Fachgespräch Sexuelle Belästigung am Arbeitsplatz

Deuschle: „Arbeitgebende müssen sich endlich dem Problem stellen“

Im Sommer 2022 traf sich der Innenausschuss von Baden-Württemberg, um zu beraten, wie sie sexuelle Belästigung in Betrieben und Behörden eindämmen können. Damals bestand Einigkeit bei den Expertinnen, dass es in Betrieben eine Null-Toleranz-Philosophie geben müsse. Was hat sich seitdem getan? 

Am 23. November 2023 bot die Baden-Württembergische SPD-Fraktion im Rahmen eines Fachgesprächs mit dem Titel „sexueller Belästigung am Arbeitsplatz gemeinsam entgegentreten“ Expertinnen die Möglichkeit, sich auszutauschen und einander auf den neusten Stand zu bringen. Mit dabei: Heidi Deuschle von der Frauenvertretung des BBW als Expertin für den öffentlichen Dienst. Sie diskutierte dort mit Dr. Dorothea Kliche-Behnke MdL, Sprecherin für Frauen und Gleichstellung der SPD Baden-Württemberg, Kathrin Böhler, juristische Referentin im Beratungsreferat der Antidiskriminierungsstelle des Bundes und Borghild Strähle, Antidiskriminierungsberaterin bei adis e.V. über die aktuellen Entwicklungen.  

Jede fünfte Frau hat bereits sexuelle Belästigung am Arbeitsplatz erlebt. Sexualität wird gezielt als Mittel zur Demütigung und Machtausübung eingesetzt. Solche Übergriffe sind nicht nur schädlich für die psychische Gesundheit der Betroffenen, sondern wirken sich auch extrem negativ auf die gesamte Arbeitsumgebung aus. Statt nachzulassen, werden diese Übergriffe immer häufiger. Auch die Bedrohungen von außen, nämlich verbale und physische Attacken auf Beschäftigte im öffentlichen Dienst, nehmen zu.   

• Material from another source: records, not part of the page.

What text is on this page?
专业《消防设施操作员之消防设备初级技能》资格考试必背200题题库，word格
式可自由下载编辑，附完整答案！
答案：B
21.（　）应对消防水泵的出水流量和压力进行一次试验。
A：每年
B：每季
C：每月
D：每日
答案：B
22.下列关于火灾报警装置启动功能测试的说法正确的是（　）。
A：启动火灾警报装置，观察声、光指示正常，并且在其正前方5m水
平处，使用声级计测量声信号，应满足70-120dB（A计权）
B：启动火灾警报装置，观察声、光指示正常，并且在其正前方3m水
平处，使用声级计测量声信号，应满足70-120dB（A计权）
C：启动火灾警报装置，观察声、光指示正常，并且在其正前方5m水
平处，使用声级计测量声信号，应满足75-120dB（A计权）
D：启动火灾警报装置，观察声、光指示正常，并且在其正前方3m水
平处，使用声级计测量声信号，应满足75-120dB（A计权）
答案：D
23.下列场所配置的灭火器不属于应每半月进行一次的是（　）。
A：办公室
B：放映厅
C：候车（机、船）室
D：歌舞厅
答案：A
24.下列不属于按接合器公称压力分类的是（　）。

Vier Maßnahmen gegen Gewalt 

„Arbeitgebende müssen sich endlich dem Problem stellen“, machte Heidi Deuschle bei der Veranstaltung, welche anlässlich des internationalen Tags gegen Gewalt an Frauen am 25. November stattfand, klar. „Die in vielen Behörden und Dienststellen gelebte Kultur des Klein-Redens muss ein Ding der Vergangenheit werden. Als Gesellschaft sind wir nur so stark wie unsere Entschlossenheit ist, Unrecht zu bekämpfen und die Betroffenen zu unterstützen.“ 

Deuschle nannte vier Punkte, die es braucht, um der Gewalt entgegenzuwirken und Opfern zu helfen:  

  1. Klare Prozesse bei Belästigungsfällen aufsetzen.  
  2. Auf diese Prozesse und die Anlaufstellen aufmerksam machen.  
  3. Verhaltensgrundsätze über Dienstvereinbarungen definieren und festlegen.  
  4. Über anonyme Befragungen Wirkung abrufen. 

Dafür ist eine Kultur des Vertrauens erforderlich. Es braucht Dienstvereinbarungen in den einzelnen Verwaltungsbereichen und unabhängige Anlaufstellen, die Betroffenen schnelle und unbürokratische Hilfe bieten. In einzelnen Ministerien wurden zu diesem Zweck bereits. Vertrauensanwältinnen und Vertrauensanwälte installiert, die als Anlaufstellen fungieren. Führungskräfte sollen die in den Dienstvereinbarungen klar formulierten Vorgaben leben. Deshalb muss deren Schulung ein wesentlicher Baustein in der Personalentwicklung sein.  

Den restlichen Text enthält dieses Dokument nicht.